Gemiddelde levensduur neemt toe
De gemiddelde levensverwachting in Nederland is van 1951 tot 1954 toegenomen van 69,4 jaar tot 70,6 jaar voor een pasgeboren jongen en van 71,5 tot 72,9 jaar voor een meisje.
Dat meldt het Bureau voor de Statistiek in Den Haag op 8 februari 1955 in de Rotterdamsche Courant.
Een eeuw eerder, rond 1850, bedraagt de gemiddelde levensduur voor pasgeboren jongens 36,2 en voor pasgeboren meisjes 38,5 jaar.
Uit vergelijking met buitenlandse sterftecijfers blijkt dat de cijfers voor de gemiddelde levensduur in Nederland voor beide geslachten hoger zijn dan in de meeste andere landen. Slechts Canada en de Verenigde Staten scoren hoger. Oudere vrouwen hebben meer overlevingskansen in Australië en Frankrijk.
„Vergelijkt men de sterftekansen voor 0-jarige jongens volgens de statistieken van 1931-1940 met die van 1947-1949 dan blijkt een gemiddelde achteruitgang van deze kansen met 2,5 procent”, meldt de krant. Bij vergelijking van de daling over een langere periode „blijkt pas welk een vooruitgang er is geweest.”

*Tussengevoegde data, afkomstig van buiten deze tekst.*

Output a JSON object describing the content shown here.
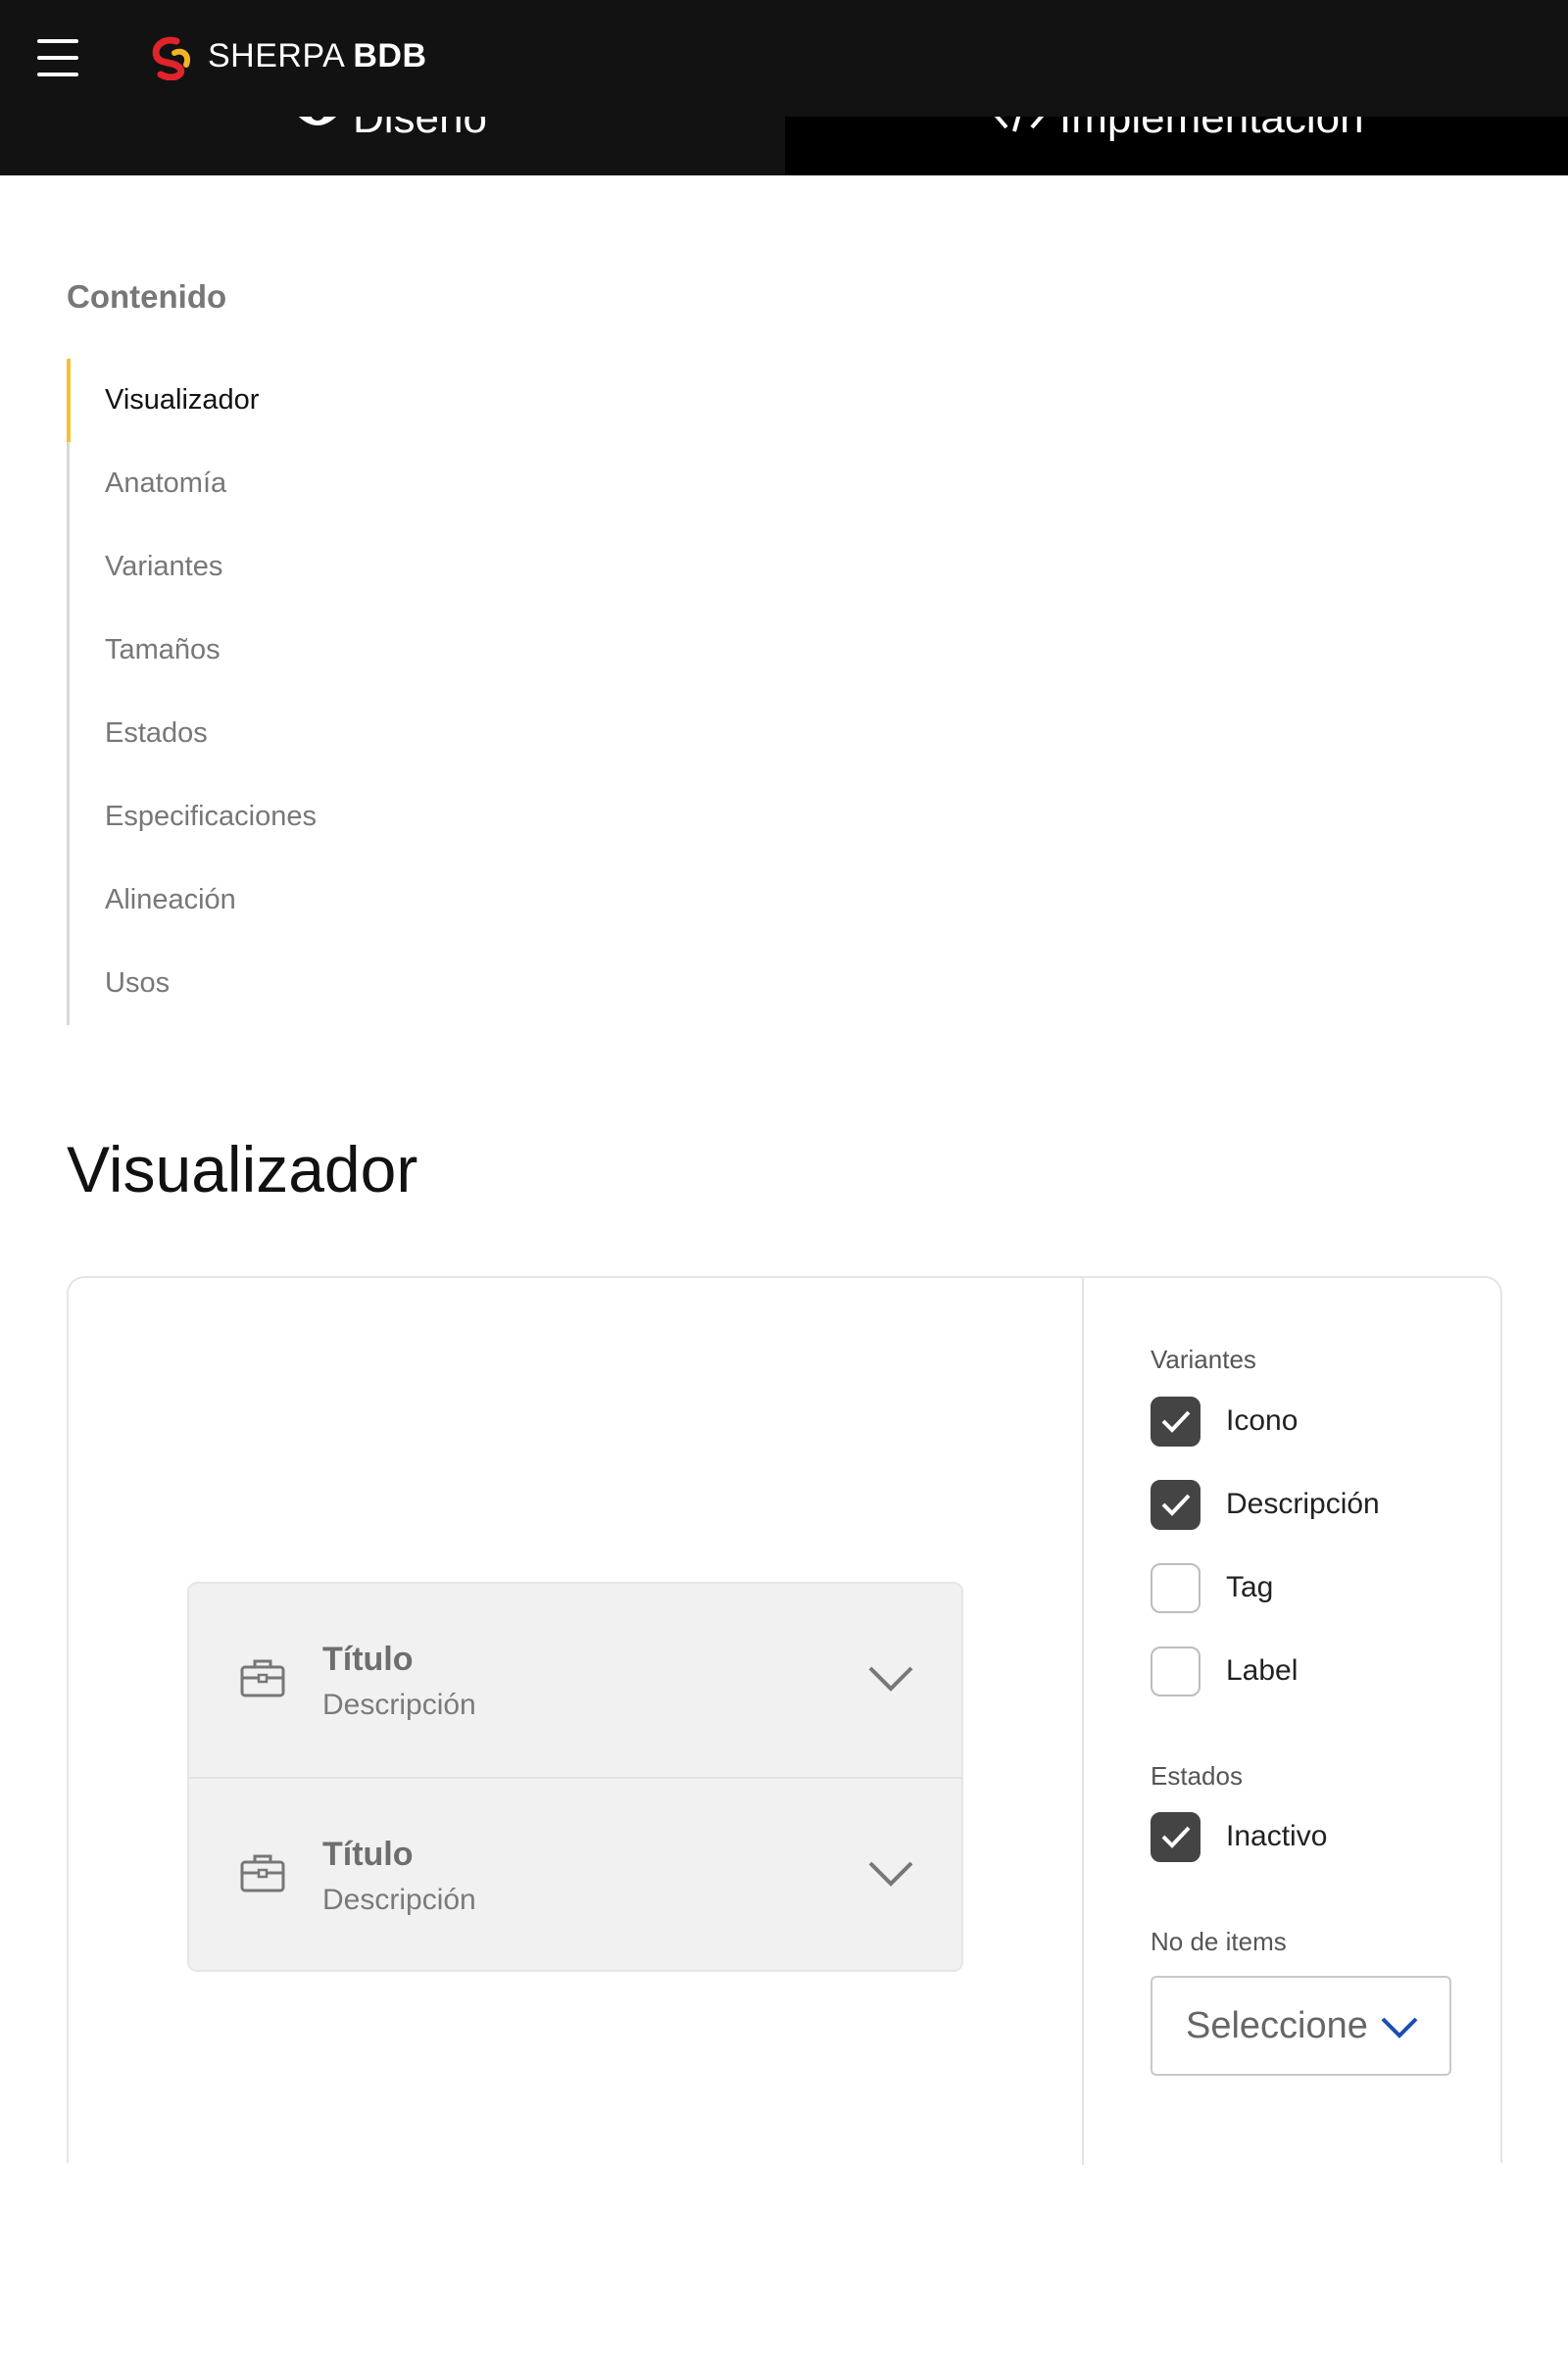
{
  "header": {
    "menu_icon": "hamburger-icon",
    "logo_icon": "sherpa-logo-icon",
    "brand_light": "SHERPA",
    "brand_bold": "BDB",
    "colors": {
      "background": "#121212",
      "logo_red": "#e0242a",
      "logo_yellow": "#f5b323"
    }
  },
  "tabs": [
    {
      "label": "Diseño",
      "icon": "eye-icon"
    },
    {
      "label": "Implementación",
      "icon": "code-icon"
    }
  ],
  "toc": {
    "heading": "Contenido",
    "active_color": "#f2c230",
    "items": [
      {
        "label": "Visualizador",
        "active": true
      },
      {
        "label": "Anatomía",
        "active": false
      },
      {
        "label": "Variantes",
        "active": false
      },
      {
        "label": "Tamaños",
        "active": false
      },
      {
        "label": "Estados",
        "active": false
      },
      {
        "label": "Especificaciones",
        "active": false
      },
      {
        "label": "Alineación",
        "active": false
      },
      {
        "label": "Usos",
        "active": false
      }
    ]
  },
  "section_title": "Visualizador",
  "preview": {
    "items": [
      {
        "title": "Título",
        "description": "Descripción",
        "icon": "briefcase-icon"
      },
      {
        "title": "Título",
        "description": "Descripción",
        "icon": "briefcase-icon"
      }
    ]
  },
  "controls": {
    "variants_label": "Variantes",
    "variants": [
      {
        "label": "Icono",
        "checked": true
      },
      {
        "label": "Descripción",
        "checked": true
      },
      {
        "label": "Tag",
        "checked": false
      },
      {
        "label": "Label",
        "checked": false
      }
    ],
    "states_label": "Estados",
    "states": [
      {
        "label": "Inactivo",
        "checked": true
      }
    ],
    "items_label": "No de items",
    "items_select_value": "Seleccione",
    "select_accent": "#1a4fb0"
  }
}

Volgens de cijfers uit 1840-1851 bereiken van elke 100.000 pasgeboren jongens ongeveer 40.000 de 50-jarige leeftijd en slechts 4700 de 80-jarige. Volgens de overeenkomstige getallen uit de tabellen van 1950-1952 halen niet minder dan respectievelijk 90.000 en 34.500 mannen deze leeftijden.

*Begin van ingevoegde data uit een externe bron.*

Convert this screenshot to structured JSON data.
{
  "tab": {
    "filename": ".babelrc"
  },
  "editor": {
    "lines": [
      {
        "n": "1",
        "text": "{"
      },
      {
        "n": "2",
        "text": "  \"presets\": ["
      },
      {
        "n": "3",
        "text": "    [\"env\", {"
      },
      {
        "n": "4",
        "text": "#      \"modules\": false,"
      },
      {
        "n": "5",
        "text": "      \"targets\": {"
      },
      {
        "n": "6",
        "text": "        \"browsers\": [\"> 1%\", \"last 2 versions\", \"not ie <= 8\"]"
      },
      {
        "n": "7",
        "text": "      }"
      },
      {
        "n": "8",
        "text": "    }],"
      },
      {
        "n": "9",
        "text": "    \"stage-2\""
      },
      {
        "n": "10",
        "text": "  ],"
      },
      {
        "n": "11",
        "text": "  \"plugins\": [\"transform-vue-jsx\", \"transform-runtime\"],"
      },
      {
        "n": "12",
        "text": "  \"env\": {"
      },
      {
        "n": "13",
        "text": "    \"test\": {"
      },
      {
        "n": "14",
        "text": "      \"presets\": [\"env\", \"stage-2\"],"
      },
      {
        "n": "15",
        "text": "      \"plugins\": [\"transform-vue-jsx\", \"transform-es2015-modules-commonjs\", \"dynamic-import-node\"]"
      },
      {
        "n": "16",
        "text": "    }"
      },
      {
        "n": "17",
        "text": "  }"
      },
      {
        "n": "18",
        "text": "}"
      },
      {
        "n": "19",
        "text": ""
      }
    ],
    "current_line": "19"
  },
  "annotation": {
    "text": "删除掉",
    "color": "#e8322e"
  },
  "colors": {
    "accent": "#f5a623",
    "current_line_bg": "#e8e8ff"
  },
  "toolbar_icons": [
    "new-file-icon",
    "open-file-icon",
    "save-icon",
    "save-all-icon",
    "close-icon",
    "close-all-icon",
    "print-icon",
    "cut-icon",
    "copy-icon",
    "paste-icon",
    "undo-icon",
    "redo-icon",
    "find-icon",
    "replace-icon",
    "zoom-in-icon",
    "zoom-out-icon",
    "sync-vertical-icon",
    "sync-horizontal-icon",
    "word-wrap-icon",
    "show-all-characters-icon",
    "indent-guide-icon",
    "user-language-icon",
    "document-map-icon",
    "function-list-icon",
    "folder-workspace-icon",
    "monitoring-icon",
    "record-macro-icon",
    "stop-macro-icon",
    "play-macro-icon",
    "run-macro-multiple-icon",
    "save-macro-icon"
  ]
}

Voor vrouwen gelden soortgelijke verhoudingen. In 1954 bereiken volgens de statistieken 92.000 van de 100.000 de leeftijd van 50 jaar en 39.000 zelfs de 80 jaar. Een eeuw daarvoor worden niet meer dan 43.000 vrouwen 50 en slechts 6300 80. Voor de hogere leeftijden is de toename van de gemiddelde levensverwachting geringer.